According to the swimmer, this was the longest swim till date in the Brahmaputra river, known for its strong currents.
Having completed the swim, Hazarika said that he began at 5 am in the morning and swam till 5 pm in the evening.
Meanwhile, the swimmer was partnered on this task by Rimo Saha.
Elvin Ali Hazarika informed via a message, “Completed my 12 hour swim in the Brahmaputra river. Swam from 5AM in the morning till 5PM in the evening, with my swim partner Rimo Saha.”
“Longest swim till date in the mighty river,” he added.
Earlier in September last year, the popular Assamese natator Elvis Ali Hazarika became the first swimmer from Northeast India to cross the North Channel.
By crossing the strait between north-eastern Northern Ireland and south-western Scotland, Hazarika also became the oldest swimmer from India to do so.

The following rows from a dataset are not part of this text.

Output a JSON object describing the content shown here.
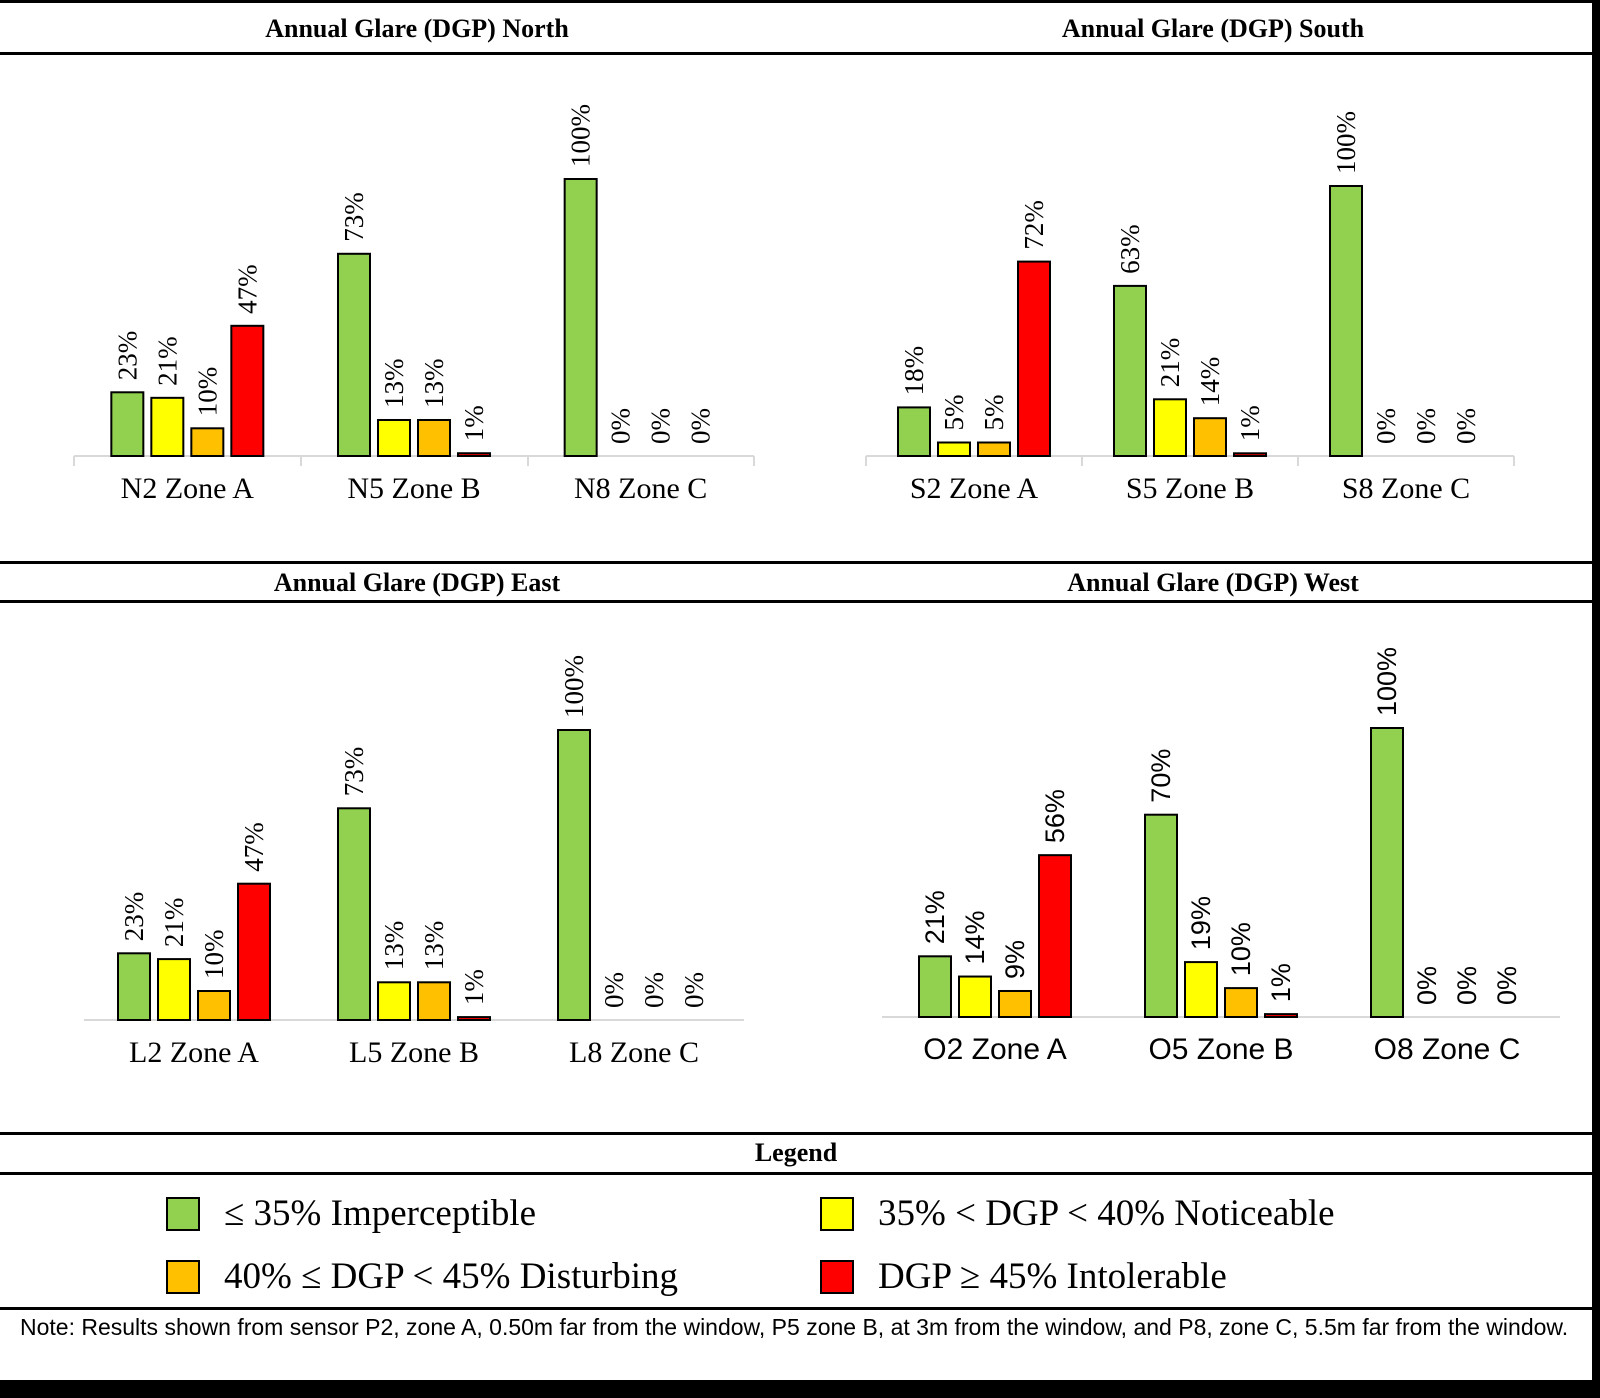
{
  "legend": {
    "title": "Legend",
    "items": [
      {
        "label": "≤ 35% Imperceptible",
        "color": "#92d050"
      },
      {
        "label": "35% < DGP <  40% Noticeable",
        "color": "#ffff00"
      },
      {
        "label": "40% ≤ DGP < 45% Disturbing",
        "color": "#ffc000"
      },
      {
        "label": "DGP ≥ 45% Intolerable",
        "color": "#ff0000"
      }
    ]
  },
  "note": "Note: Results shown from sensor P2, zone A, 0.50m far from the window, P5 zone B, at 3m from the window, and P8, zone C, 5.5m far from the window.",
  "chart_data": [
    {
      "type": "bar",
      "title": "Annual Glare (DGP) North",
      "categories": [
        "N2 Zone A",
        "N5 Zone B",
        "N8 Zone C"
      ],
      "label_font": "serif",
      "series": [
        {
          "name": "≤ 35% Imperceptible",
          "color": "#92d050",
          "values": [
            23,
            73,
            100
          ],
          "labels": [
            "23%",
            "73%",
            "100%"
          ]
        },
        {
          "name": "35% < DGP <  40% Noticeable",
          "color": "#ffff00",
          "values": [
            21,
            13,
            0
          ],
          "labels": [
            "21%",
            "13%",
            "0%"
          ]
        },
        {
          "name": "40% ≤ DGP < 45% Disturbing",
          "color": "#ffc000",
          "values": [
            10,
            13,
            0
          ],
          "labels": [
            "10%",
            "13%",
            "0%"
          ]
        },
        {
          "name": "DGP ≥ 45% Intolerable",
          "color": "#ff0000",
          "values": [
            47,
            1,
            0
          ],
          "labels": [
            "47%",
            "1%",
            "0%"
          ]
        }
      ],
      "ylim": [
        0,
        100
      ]
    },
    {
      "type": "bar",
      "title": "Annual Glare (DGP) South",
      "categories": [
        "S2 Zone A",
        "S5 Zone B",
        "S8 Zone C"
      ],
      "label_font": "serif",
      "series": [
        {
          "name": "≤ 35% Imperceptible",
          "color": "#92d050",
          "values": [
            18,
            63,
            100
          ],
          "labels": [
            "18%",
            "63%",
            "100%"
          ]
        },
        {
          "name": "35% < DGP <  40% Noticeable",
          "color": "#ffff00",
          "values": [
            5,
            21,
            0
          ],
          "labels": [
            "5%",
            "21%",
            "0%"
          ]
        },
        {
          "name": "40% ≤ DGP < 45% Disturbing",
          "color": "#ffc000",
          "values": [
            5,
            14,
            0
          ],
          "labels": [
            "5%",
            "14%",
            "0%"
          ]
        },
        {
          "name": "DGP ≥ 45% Intolerable",
          "color": "#ff0000",
          "values": [
            72,
            1,
            0
          ],
          "labels": [
            "72%",
            "1%",
            "0%"
          ]
        }
      ],
      "ylim": [
        0,
        100
      ]
    },
    {
      "type": "bar",
      "title": "Annual Glare (DGP) East",
      "categories": [
        "L2 Zone A",
        "L5 Zone B",
        "L8 Zone C"
      ],
      "label_font": "serif",
      "series": [
        {
          "name": "≤ 35% Imperceptible",
          "color": "#92d050",
          "values": [
            23,
            73,
            100
          ],
          "labels": [
            "23%",
            "73%",
            "100%"
          ]
        },
        {
          "name": "35% < DGP <  40% Noticeable",
          "color": "#ffff00",
          "values": [
            21,
            13,
            0
          ],
          "labels": [
            "21%",
            "13%",
            "0%"
          ]
        },
        {
          "name": "40% ≤ DGP < 45% Disturbing",
          "color": "#ffc000",
          "values": [
            10,
            13,
            0
          ],
          "labels": [
            "10%",
            "13%",
            "0%"
          ]
        },
        {
          "name": "DGP ≥ 45% Intolerable",
          "color": "#ff0000",
          "values": [
            47,
            1,
            0
          ],
          "labels": [
            "47%",
            "1%",
            "0%"
          ]
        }
      ],
      "ylim": [
        0,
        100
      ]
    },
    {
      "type": "bar",
      "title": "Annual Glare (DGP) West",
      "categories": [
        "O2 Zone A",
        "O5 Zone B",
        "O8 Zone C"
      ],
      "label_font": "sans",
      "series": [
        {
          "name": "≤ 35% Imperceptible",
          "color": "#92d050",
          "values": [
            21,
            70,
            100
          ],
          "labels": [
            "21%",
            "70%",
            "100%"
          ]
        },
        {
          "name": "35% < DGP <  40% Noticeable",
          "color": "#ffff00",
          "values": [
            14,
            19,
            0
          ],
          "labels": [
            "14%",
            "19%",
            "0%"
          ]
        },
        {
          "name": "40% ≤ DGP < 45% Disturbing",
          "color": "#ffc000",
          "values": [
            9,
            10,
            0
          ],
          "labels": [
            "9%",
            "10%",
            "0%"
          ]
        },
        {
          "name": "DGP ≥ 45% Intolerable",
          "color": "#ff0000",
          "values": [
            56,
            1,
            0
          ],
          "labels": [
            "56%",
            "1%",
            "0%"
          ]
        }
      ],
      "ylim": [
        0,
        100
      ]
    }
  ]
}
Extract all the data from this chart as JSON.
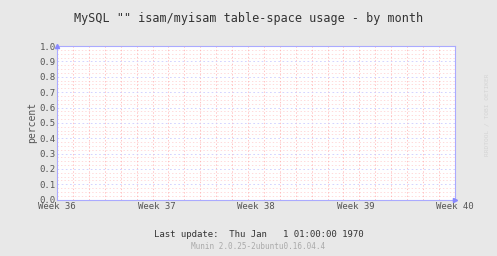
{
  "title": "MySQL \"\" isam/myisam table-space usage - by month",
  "ylabel": "percent",
  "ylim": [
    0.0,
    1.0
  ],
  "yticks": [
    0.0,
    0.1,
    0.2,
    0.3,
    0.4,
    0.5,
    0.6,
    0.7,
    0.8,
    0.9,
    1.0
  ],
  "xtick_labels": [
    "Week 36",
    "Week 37",
    "Week 38",
    "Week 39",
    "Week 40"
  ],
  "footer": "Last update:  Thu Jan   1 01:00:00 1970",
  "footer2": "Munin 2.0.25-2ubuntu0.16.04.4",
  "watermark": "RRDTOOL / TOBI OETIKER",
  "bg_color": "#e8e8e8",
  "plot_bg_color": "#ffffff",
  "hgrid_major_color": "#ccccff",
  "hgrid_minor_color": "#ffcccc",
  "vgrid_color": "#ffaaaa",
  "axis_color": "#aaaaff",
  "title_color": "#333333",
  "tick_color": "#555555",
  "footer_color": "#333333",
  "footer2_color": "#aaaaaa",
  "watermark_color": "#cccccc"
}
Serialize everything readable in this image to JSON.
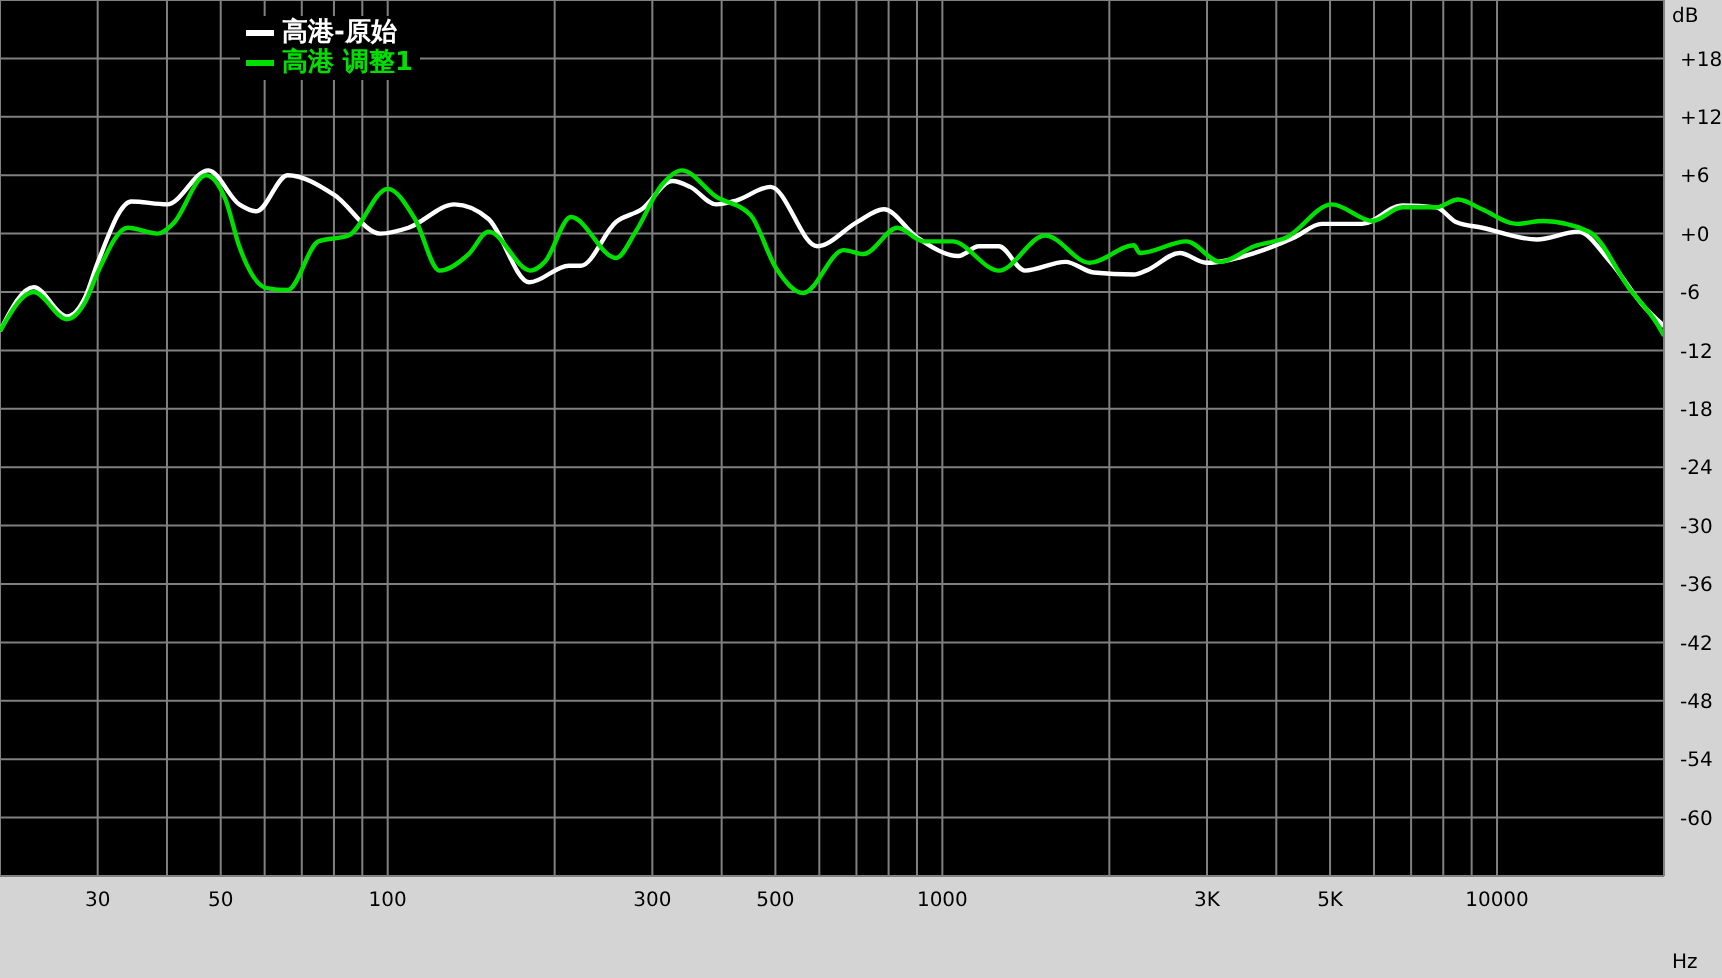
{
  "chart_data": {
    "type": "line",
    "xlabel": "Hz",
    "ylabel": "dB",
    "log": "x",
    "grid": true,
    "legend": "top left",
    "marker": "none",
    "line_style": "solid",
    "xlim": [
      20,
      20000
    ],
    "ylim": [
      -66,
      24
    ],
    "xticks": [
      {
        "value": 20,
        "label": null
      },
      {
        "value": 30,
        "label": "30"
      },
      {
        "value": 40,
        "label": null
      },
      {
        "value": 50,
        "label": "50"
      },
      {
        "value": 60,
        "label": null
      },
      {
        "value": 70,
        "label": null
      },
      {
        "value": 80,
        "label": null
      },
      {
        "value": 90,
        "label": null
      },
      {
        "value": 100,
        "label": "100"
      },
      {
        "value": 200,
        "label": null
      },
      {
        "value": 300,
        "label": "300"
      },
      {
        "value": 400,
        "label": null
      },
      {
        "value": 500,
        "label": "500"
      },
      {
        "value": 600,
        "label": null
      },
      {
        "value": 700,
        "label": null
      },
      {
        "value": 800,
        "label": null
      },
      {
        "value": 900,
        "label": null
      },
      {
        "value": 1000,
        "label": "1000"
      },
      {
        "value": 2000,
        "label": null
      },
      {
        "value": 3000,
        "label": "3K"
      },
      {
        "value": 4000,
        "label": null
      },
      {
        "value": 5000,
        "label": "5K"
      },
      {
        "value": 6000,
        "label": null
      },
      {
        "value": 7000,
        "label": null
      },
      {
        "value": 8000,
        "label": null
      },
      {
        "value": 9000,
        "label": null
      },
      {
        "value": 10000,
        "label": "10000"
      },
      {
        "value": 20000,
        "label": null
      }
    ],
    "yticks": [
      {
        "value": 18,
        "label": "+18"
      },
      {
        "value": 12,
        "label": "+12"
      },
      {
        "value": 6,
        "label": "+6"
      },
      {
        "value": 0,
        "label": "+0"
      },
      -6,
      -12,
      -18,
      -24,
      -30,
      -36,
      -42,
      -48,
      -54,
      -60
    ],
    "series": [
      {
        "name": "高港-原始",
        "color": "#ffffff",
        "x": [
          20,
          23,
          26.4,
          28.5,
          30,
          34.5,
          40,
          47.5,
          54,
          58,
          66,
          80,
          97,
          109,
          132,
          152,
          180,
          212,
          223,
          258,
          287,
          326,
          351,
          391,
          425,
          490,
          595,
          703,
          784,
          901,
          1069,
          1164,
          1264,
          1409,
          1667,
          1875,
          2215,
          2330,
          2680,
          2990,
          3650,
          4310,
          4830,
          5710,
          6750,
          7770,
          8430,
          9400,
          11800,
          14000,
          16000,
          18400,
          20000
        ],
        "values": [
          -10,
          -5.5,
          -8.5,
          -6.5,
          -3,
          3.3,
          3,
          6.5,
          3,
          2.3,
          6,
          4,
          0,
          0.6,
          3,
          1.5,
          -5,
          -3.3,
          -3.3,
          1.2,
          2.5,
          5.4,
          4.8,
          3,
          3.4,
          4.8,
          -1.3,
          1.2,
          2.5,
          -0.4,
          -2.3,
          -1.3,
          -1.3,
          -3.8,
          -2.9,
          -4,
          -4.2,
          -3.8,
          -2,
          -3,
          -2,
          -0.4,
          1,
          1,
          2.9,
          2.7,
          1.2,
          0.6,
          -0.6,
          0.2,
          -2.9,
          -7.5,
          -9.5
        ]
      },
      {
        "name": "高港 调整1",
        "color": "#00e000",
        "x": [
          20,
          23,
          26.4,
          28.5,
          30,
          34,
          38.5,
          41,
          47,
          51,
          54,
          60.5,
          66,
          75,
          85,
          100,
          112,
          124,
          140,
          152,
          181,
          192,
          214,
          258,
          280,
          312,
          339,
          391,
          451,
          502,
          561,
          664,
          721,
          830,
          925,
          1042,
          1264,
          1533,
          1843,
          2215,
          2270,
          2755,
          3170,
          3650,
          4170,
          5040,
          5960,
          6750,
          7770,
          8510,
          9400,
          10850,
          12100,
          14660,
          17300,
          19500,
          20000
        ],
        "values": [
          -10,
          -6,
          -8.8,
          -7,
          -4,
          0.6,
          0,
          1,
          6,
          3.5,
          -1.3,
          -5.6,
          -5.8,
          -0.8,
          -0.2,
          4.6,
          1.5,
          -3.8,
          -2.1,
          0.2,
          -3.8,
          -2.9,
          1.7,
          -2.5,
          0.2,
          5,
          6.5,
          3.8,
          1.9,
          -3.6,
          -6.1,
          -1.7,
          -2.1,
          0.6,
          -0.8,
          -0.8,
          -3.8,
          -0.2,
          -3,
          -1.2,
          -2,
          -0.8,
          -2.9,
          -1.3,
          -0.4,
          3,
          1.3,
          2.7,
          2.7,
          3.5,
          2.5,
          1,
          1.3,
          0.2,
          -5.6,
          -9.4,
          -10.5
        ]
      }
    ]
  }
}
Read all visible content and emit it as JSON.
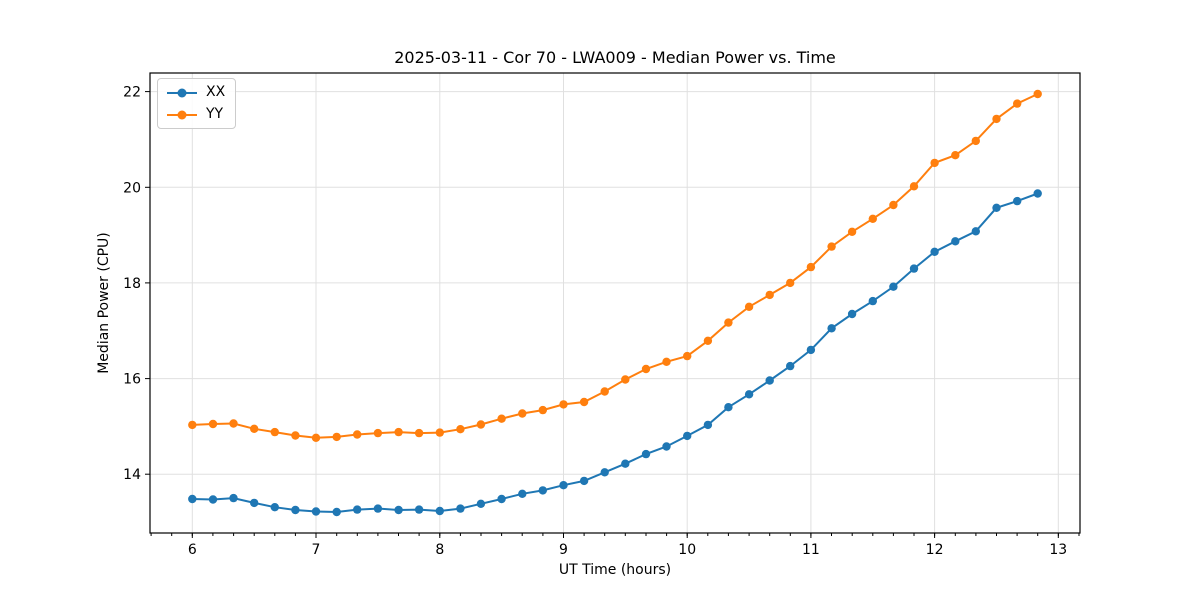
{
  "chart_data": {
    "type": "line",
    "title": "2025-03-11 - Cor 70 - LWA009 - Median Power vs. Time",
    "xlabel": "UT Time (hours)",
    "ylabel": "Median Power (CPU)",
    "xlim": [
      5.658,
      13.175
    ],
    "ylim": [
      12.77,
      22.39
    ],
    "x_ticks": [
      6,
      7,
      8,
      9,
      10,
      11,
      12,
      13
    ],
    "y_ticks": [
      14,
      16,
      18,
      20,
      22
    ],
    "x_minor_tick_step": 0.166667,
    "grid": true,
    "legend_position": "upper left",
    "x": [
      6.0,
      6.167,
      6.333,
      6.5,
      6.667,
      6.833,
      7.0,
      7.167,
      7.333,
      7.5,
      7.667,
      7.833,
      8.0,
      8.167,
      8.333,
      8.5,
      8.667,
      8.833,
      9.0,
      9.167,
      9.333,
      9.5,
      9.667,
      9.833,
      10.0,
      10.167,
      10.333,
      10.5,
      10.667,
      10.833,
      11.0,
      11.167,
      11.333,
      11.5,
      11.667,
      11.833,
      12.0,
      12.167,
      12.333,
      12.5,
      12.667,
      12.833
    ],
    "series": [
      {
        "name": "XX",
        "color": "#1f77b4",
        "marker": "circle",
        "values": [
          13.48,
          13.47,
          13.5,
          13.4,
          13.31,
          13.25,
          13.22,
          13.21,
          13.26,
          13.28,
          13.25,
          13.26,
          13.23,
          13.28,
          13.38,
          13.48,
          13.59,
          13.66,
          13.77,
          13.86,
          14.04,
          14.22,
          14.42,
          14.58,
          14.8,
          15.03,
          15.4,
          15.67,
          15.96,
          16.26,
          16.6,
          17.05,
          17.35,
          17.62,
          17.92,
          18.3,
          18.65,
          18.87,
          19.08,
          19.57,
          19.71,
          19.87
        ]
      },
      {
        "name": "YY",
        "color": "#ff7f0e",
        "marker": "circle",
        "values": [
          15.03,
          15.05,
          15.06,
          14.95,
          14.88,
          14.81,
          14.76,
          14.78,
          14.83,
          14.86,
          14.88,
          14.86,
          14.87,
          14.94,
          15.04,
          15.16,
          15.27,
          15.34,
          15.46,
          15.51,
          15.73,
          15.98,
          16.2,
          16.35,
          16.47,
          16.79,
          17.17,
          17.5,
          17.75,
          18.0,
          18.33,
          18.76,
          19.07,
          19.34,
          19.63,
          20.02,
          20.51,
          20.67,
          20.97,
          21.43,
          21.75,
          21.95
        ]
      }
    ]
  }
}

Elvis Ali Hazarika clocked a time of 14 hours and 38 minutes treading the waters of the North Channel.
In a message, Hazarika said, “I have been waiting for this day since a long time. After a lot of efforts and hours of pushing myself to work harder, every day, I successfully have become the first Assamese to cross the North Channel by swimming it in Relay Northern Ireland to Scotland.”
“We had to go through a lot of challenges. Specially, the huge Jellyfish that were accompanying us all the way! We are the first Asian Relay team to cross the North Channel and I am the first oldest swimmer from India to have crossed the North Channel to clock a time of 14hrs 38mins,” he added.
In March 2022, Elvis Ali Hazarika became the first individual from North East India to cover the Indo Arabian Gateway Mumbai Circle swim with his relay team.
Hazarika covered the entire length of 200 kilometers by swimming with a record time of 50 hours.
Having accomplished this feat, Hazarika had said, “Today, I have achieved a milestone as I’ve completed the biggest swim of my open water swimming career.”
According to Hazarika, the journey wasn’t easy as he had to swim along big fishes, jelly fishes, snakes and dolphins in the Arabian Sea. He also had to swim against the swift current in certain parts.
Hazarika said, “The creek was very dangerous usually at night. It was certainly very exhausting, but I along with my teammates did our best.”
“I would like to thank the Maharashtra Swimming Association, the Government of Maharashtra and Mumbai Police for their cooperation. Without them, this swim would not have been possible,” Hazarika added.
Expressing his gratitude to the people of Assam, the swimmer said, “I also thank each and every person from my motherland for always blessing and supporting me.”